Science is just a way of understanding things, and what makes it so gloriously beautiful, so eminently brilliant… so justly and wonderfully REAL is the simple fact that it accommodates for, and often actively seeks out, additional complexity or revisions of knowledge. If we discover, through science, another influence on how a brain thinks, such a discovery can equally reinforce or diminish the idea of intellectual technology that he spits so sourly on. Knowledge, through science most admirably but also through his precious ‘tacit’ understanding, can become more complex to incorporate such judgments.  Understandings have been, historically and most convincingly through science, turned from tacit to explicit knowledge.

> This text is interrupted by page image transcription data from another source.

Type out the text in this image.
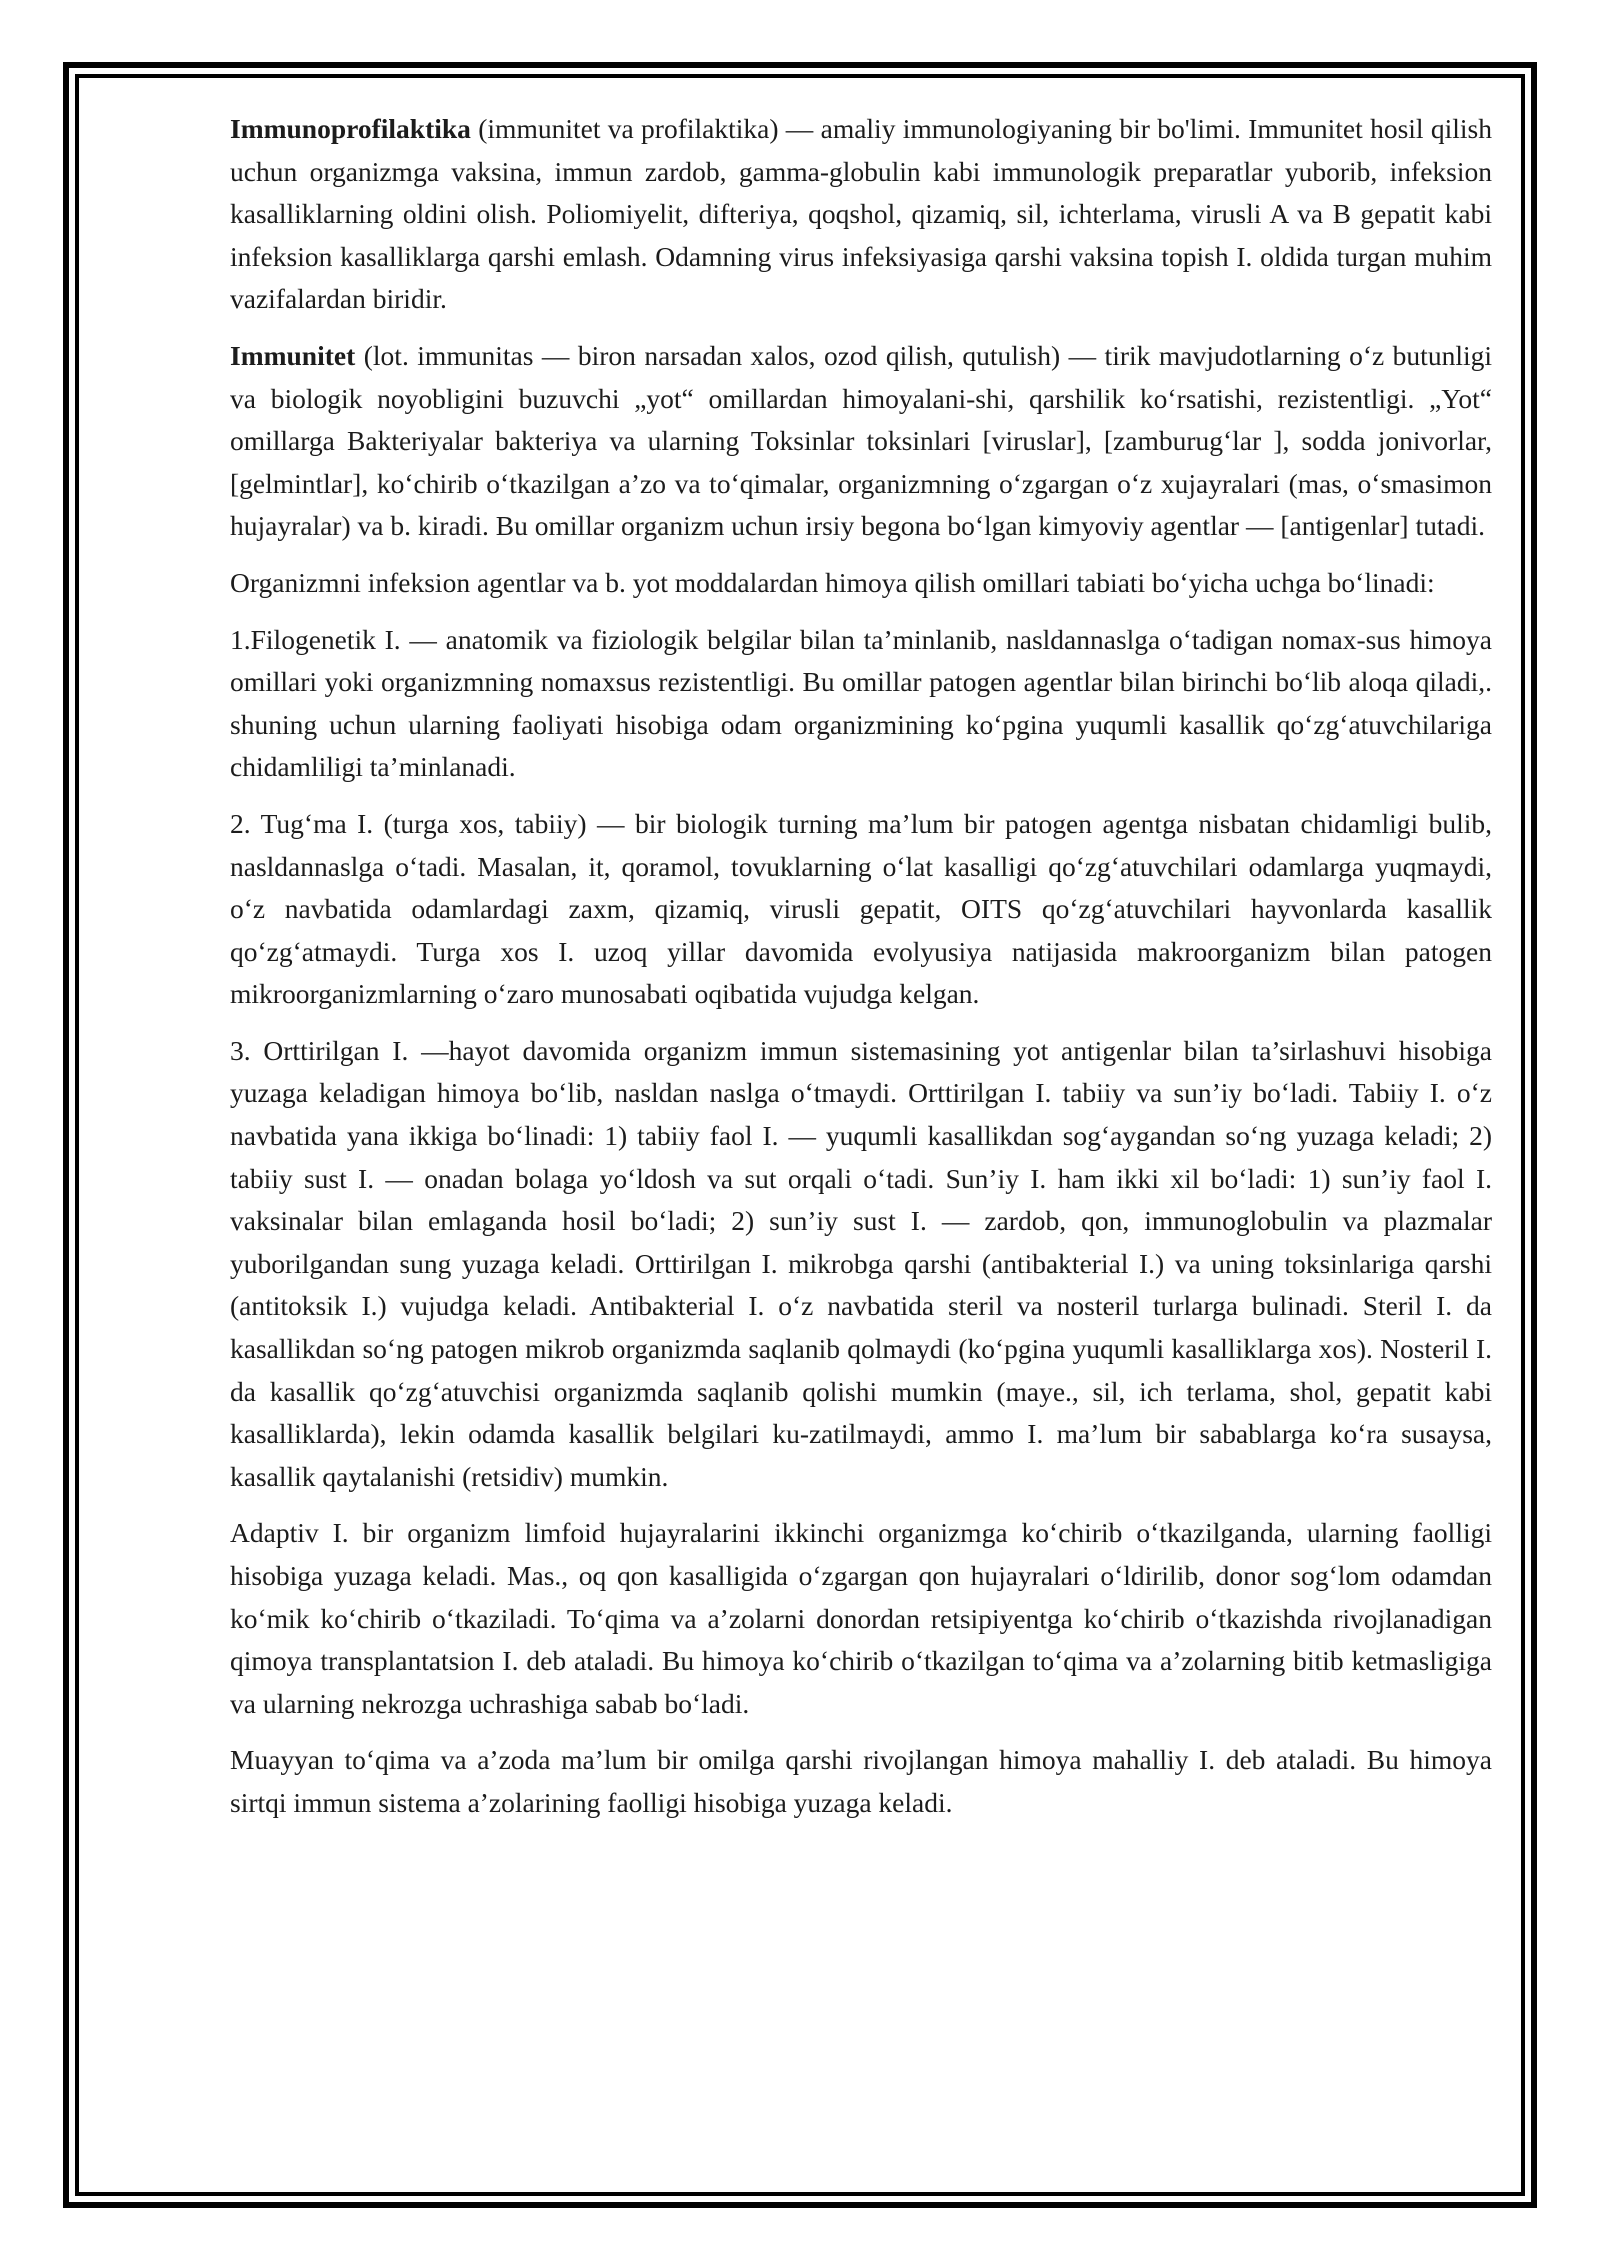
Immunoprofilaktika (immunitet va profilaktika) — amaliy immunologiyaning bir bo'limi. Immunitet hosil qilish uchun organizmga vaksina, immun zardob, gamma-globulin kabi immunologik preparatlar yuborib, infeksion kasalliklarning oldini olish. Poliomiyelit, difteriya, qoqshol, qizamiq, sil, ichterlama, virusli A va B gepatit kabi infeksion kasalliklarga qarshi emlash. Odamning virus infeksiyasiga qarshi vaksina topish I. oldida turgan muhim vazifalardan biridir.

Immunitet (lot. immunitas — biron narsadan xalos, ozod qilish, qutulish) — tirik mavjudotlarning o‘z butunligi va biologik noyobligini buzuvchi „yot“ omillardan himoyalani-shi, qarshilik ko‘rsatishi, rezistentligi. „Yot“ omillarga Bakteriyalar bakteriya va ularning Toksinlar toksinlari [viruslar], [zamburug‘lar ], sodda jonivorlar, [gelmintlar], ko‘chirib o‘tkazilgan a’zo va to‘qimalar, organizmning o‘zgargan o‘z xujayralari (mas, o‘smasimon hujayralar) va b. kiradi. Bu omillar organizm uchun irsiy begona bo‘lgan kimyoviy agentlar — [antigenlar] tutadi.

Organizmni infeksion agentlar va b. yot moddalardan himoya qilish omillari tabiati bo‘yicha uchga bo‘linadi:

1.Filogenetik I. — anatomik va fiziologik belgilar bilan ta’minlanib, nasldannaslga o‘tadigan nomax-sus himoya omillari yoki organizmning nomaxsus rezistentligi. Bu omillar patogen agentlar bilan birinchi bo‘lib aloqa qiladi,. shuning uchun ularning faoliyati hisobiga odam organizmining ko‘pgina yuqumli kasallik qo‘zg‘atuvchilariga chidamliligi ta’minlanadi.

2. Tug‘ma I. (turga xos, tabiiy) — bir biologik turning ma’lum bir patogen agentga nisbatan chidamligi bulib, nasldannaslga o‘tadi. Masalan, it, qoramol, tovuklarning o‘lat kasalligi qo‘zg‘atuvchilari odamlarga yuqmaydi, o‘z navbatida odamlardagi zaxm, qizamiq, virusli gepatit, OITS qo‘zg‘atuvchilari hayvonlarda kasallik qo‘zg‘atmaydi. Turga xos I. uzoq yillar davomida evolyusiya natijasida makroorganizm bilan patogen mikroorganizmlarning o‘zaro munosabati oqibatida vujudga kelgan.

3. Orttirilgan I. —hayot davomida organizm immun sistemasining yot antigenlar bilan ta’sirlashuvi hisobiga yuzaga keladigan himoya bo‘lib, nasldan naslga o‘tmaydi. Orttirilgan I. tabiiy va sun’iy bo‘ladi. Tabiiy I. o‘z navbatida yana ikkiga bo‘linadi: 1) tabiiy faol I. — yuqumli kasallikdan sog‘aygandan so‘ng yuzaga keladi; 2) tabiiy sust I. — onadan bolaga yo‘ldosh va sut orqali o‘tadi. Sun’iy I. ham ikki xil bo‘ladi: 1) sun’iy faol I. vaksinalar bilan emlaganda hosil bo‘ladi; 2) sun’iy sust I. — zardob, qon, immunoglobulin va plazmalar yuborilgandan sung yuzaga keladi. Orttirilgan I. mikrobga qarshi (antibakterial I.) va uning toksinlariga qarshi (antitoksik I.) vujudga keladi. Antibakterial I. o‘z navbatida steril va nosteril turlarga bulinadi. Steril I. da kasallikdan so‘ng patogen mikrob organizmda saqlanib qolmaydi (ko‘pgina yuqumli kasalliklarga xos). Nosteril I. da kasallik qo‘zg‘atuvchisi organizmda saqlanib qolishi mumkin (maye., sil, ich terlama, shol, gepatit kabi kasalliklarda), lekin odamda kasallik belgilari ku-zatilmaydi, ammo I. ma’lum bir sabablarga ko‘ra susaysa, kasallik qaytalanishi (retsidiv) mumkin.

Adaptiv I. bir organizm limfoid hujayralarini ikkinchi organizmga ko‘chirib o‘tkazilganda, ularning faolligi hisobiga yuzaga keladi. Mas., oq qon kasalligida o‘zgargan qon hujayralari o‘ldirilib, donor sog‘lom odamdan ko‘mik ko‘chirib o‘tkaziladi. To‘qima va a’zolarni donordan retsipiyentga ko‘chirib o‘tkazishda rivojlanadigan qimoya transplantatsion I. deb ataladi. Bu himoya ko‘chirib o‘tkazilgan to‘qima va a’zolarning bitib ketmasligiga va ularning nekrozga uchrashiga sabab bo‘ladi.

Muayyan to‘qima va a’zoda ma’lum bir omilga qarshi rivojlangan himoya mahalliy I. deb ataladi. Bu himoya sirtqi immun sistema a’zolarining faolligi hisobiga yuzaga keladi.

Just because we don’t know everything about a particular thing, like a skilled expert’s decision making judgments, doesn’t mean we know nothing about them. It just means we may not have all the pieces of the puzzle yet.

But enough of that.

In other news, my bike is at the powdercoaters, being colored a brilliantly chipper metallic green, like sunshone grass or ferocious leaves on young trees. I’m excited. It’s a deep, two coat process of first a metallic green and then a clear… so it should look sufficiently ‘wet’ and deep to replicate the look of a nice paint job all while being harder, thicker, and more resilient than paint. It is costing a considerable amount and I can’t really afford it, so I feel bad about it… but not bad enough to quit loving and being excited for it.

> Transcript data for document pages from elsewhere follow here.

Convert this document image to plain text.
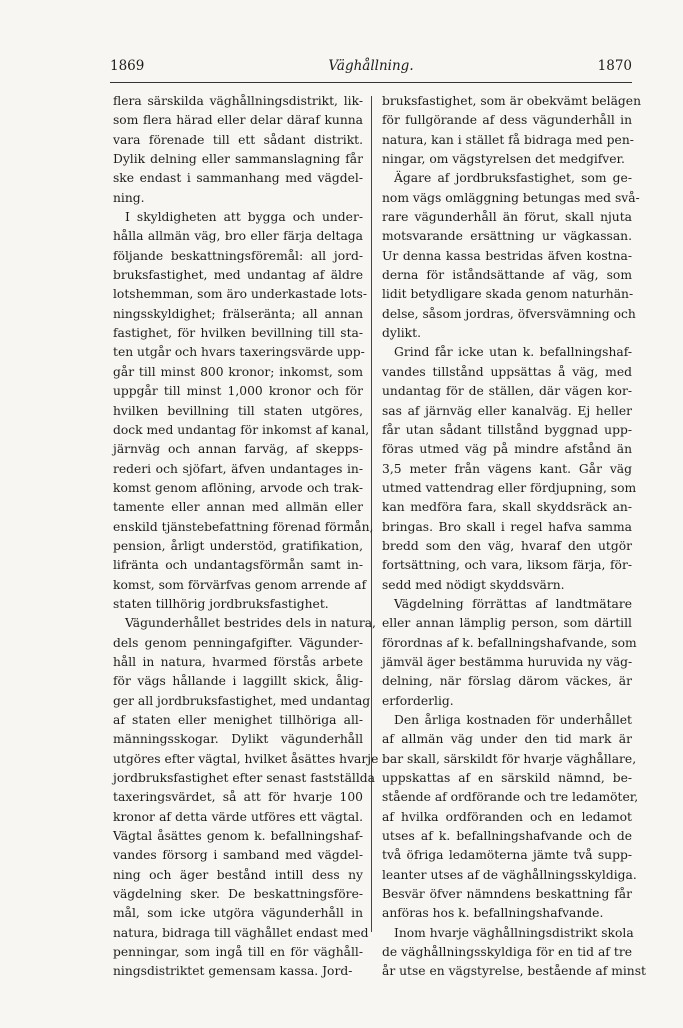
1869	Väghållning.	1870
flera särskilda väghållningsdistrikt, lik-
som flera härad eller delar däraf kunna
vara förenade till ett sådant distrikt.
Dylik delning eller sammanslagning får
ske endast i sammanhang med vägdel-
ning.
I skyldigheten att bygga och under-
hålla allmän väg, bro eller färja deltaga
följande beskattningsföremål: all jord-
bruksfastighet, med undantag af äldre
lotshemman, som äro underkastade lots-
ningsskyldighet; frälseränta; all annan
fastighet, för hvilken bevillning till sta-
ten utgår och hvars taxeringsvärde upp-
går till minst 800 kronor; inkomst, som
uppgår till minst 1,000 kronor och för
hvilken bevillning till staten utgöres,
dock med undantag för inkomst af kanal,
järnväg och annan farväg, af skepps-
rederi och sjöfart, äfven undantages in-
komst genom aflöning, arvode och trak-
tamente eller annan med allmän eller
enskild tjänstebefattning förenad förmån,
pension, årligt understöd, gratifikation,
lifränta och undantagsförmån samt in-
komst, som förvärfvas genom arrende af
staten tillhörig jordbruksfastighet.
Vägunderhållet bestrides dels in natura,
dels genom penningafgifter. Vägunder-
håll in natura, hvarmed förstås arbete
för vägs hållande i laggillt skick, ålig-
ger all jordbruksfastighet, med undantag
af staten eller menighet tillhöriga all-
männingsskogar. Dylikt vägunderhåll
utgöres efter vägtal, hvilket åsättes hvarje
jordbruksfastighet efter senast fastställda
taxeringsvärdet, så att för hvarje 100
kronor af detta värde utföres ett vägtal.
Vägtal åsättes genom k. befallningshaf-
vandes försorg i samband med vägdel-
ning och äger bestånd intill dess ny
vägdelning sker. De beskattningsföre-
mål, som icke utgöra vägunderhåll in
natura, bidraga till väghållet endast med
penningar, som ingå till en för väghåll-
ningsdistriktet gemensam kassa. Jord-
bruksfastighet, som är obekvämt belägen
för fullgörande af dess vägunderhåll in
natura, kan i stället få bidraga med pen-
ningar, om vägstyrelsen det medgifver.
Ägare af jordbruksfastighet, som ge-
nom vägs omläggning betungas med svå-
rare vägunderhåll än förut, skall njuta
motsvarande ersättning ur vägkassan.
Ur denna kassa bestridas äfven kostna-
derna för iståndsättande af väg, som
lidit betydligare skada genom naturhän-
delse, såsom jordras, öfversvämning och
dylikt.
Grind får icke utan k. befallningshaf-
vandes tillstånd uppsättas å väg, med
undantag för de ställen, där vägen kor-
sas af järnväg eller kanalväg. Ej heller
får utan sådant tillstånd byggnad upp-
föras utmed väg på mindre afstånd än
3,5 meter från vägens kant. Går väg
utmed vattendrag eller fördjupning, som
kan medföra fara, skall skyddsräck an-
bringas. Bro skall i regel hafva samma
bredd som den väg, hvaraf den utgör
fortsättning, och vara, liksom färja, för-
sedd med nödigt skyddsvärn.
Vägdelning förrättas af landtmätare
eller annan lämplig person, som därtill
förordnas af k. befallningshafvande, som
jämväl äger bestämma huruvida ny väg-
delning, när förslag därom väckes, är
erforderlig.
Den årliga kostnaden för underhållet
af allmän väg under den tid mark är
bar skall, särskildt för hvarje väghållare,
uppskattas af en särskild nämnd, be-
stående af ordförande och tre ledamöter,
af hvilka ordföranden och en ledamot
utses af k. befallningshafvande och de
två öfriga ledamöterna jämte två supp-
leanter utses af de väghållningsskyldiga.
Besvär öfver nämndens beskattning får
anföras hos k. befallningshafvande.
Inom hvarje väghållningsdistrikt skola
de väghållningsskyldiga för en tid af tre
år utse en vägstyrelse, bestående af minst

This green is the kind of green you see in the eyes of a girl who puts emeralds to shame with her gaze. It’s a bright, lively green that eminates from the freshest and most lush of nature’s bounties. It’s sexy in the way fingertips tracing lines across flesh are sexy. It beckons. I have always loved green, in a strange, mysterious way. Darker than mint but more brilliant and jazzy than grass. It’s called sparkling apple green. It’s a warm green. Very yellow, similar to a snake but deeper. I am so excited.

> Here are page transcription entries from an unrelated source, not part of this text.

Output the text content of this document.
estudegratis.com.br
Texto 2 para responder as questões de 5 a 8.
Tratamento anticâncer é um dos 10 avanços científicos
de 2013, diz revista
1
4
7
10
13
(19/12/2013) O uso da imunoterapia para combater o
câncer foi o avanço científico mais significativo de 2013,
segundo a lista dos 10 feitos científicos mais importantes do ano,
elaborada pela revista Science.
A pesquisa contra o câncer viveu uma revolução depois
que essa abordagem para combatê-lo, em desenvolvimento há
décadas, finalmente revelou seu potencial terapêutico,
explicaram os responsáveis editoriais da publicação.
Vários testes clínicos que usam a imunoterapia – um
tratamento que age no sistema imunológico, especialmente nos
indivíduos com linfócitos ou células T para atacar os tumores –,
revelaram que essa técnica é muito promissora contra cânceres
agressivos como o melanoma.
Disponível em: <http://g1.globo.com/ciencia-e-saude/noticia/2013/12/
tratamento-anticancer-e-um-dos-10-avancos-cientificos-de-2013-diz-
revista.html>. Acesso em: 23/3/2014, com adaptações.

Because I’m broke I’ll have to simply clean my parts and rebuild it with my existing black components. The current groupo splashes with gold cranks and white rims, while the black post stem saddle and wheel hardware plays a shadow act to the silver pedals and bars. I may enrelish the steed with some doublestraps for the pedals, and rewrap the bars with some black or brown tape I have lying around… but the real lovely changes I want to make will have to wait. For the sake of  cohesion, I have the option of switching to black bars and pedals(well, mostly black pedals anyways) with a gold brake… but part of what I love about my kilo is that it looks so sexy as a subtle, new-techy track bike.

I do want to reequip the frame with a slew of new parts. If I had the money I would give it a full boutique offering.

Namely, a King or campy headset, silver Thomson components, Phil hubs, an Arione saddle, and some nicer rims, likely mavics. All of that is far too expensive though for now. I can’t help but think the bike would really pop with all silver components including polished rims and bars, accompanied by white phil hubs, white grips, and a white saddle. I’m kind of done with the black bike parts thing.

Speaking of bikes, here’s photos from a trip to Alki today. I had a great time with these three chaps.

I’ll leave you with a quote that just oozes attitude. It’s something I find myself echoing at least in spirit often lately…

“Yeah, that sounds like a whole thing. I’m not into it.” – Dennis, Always Sunny.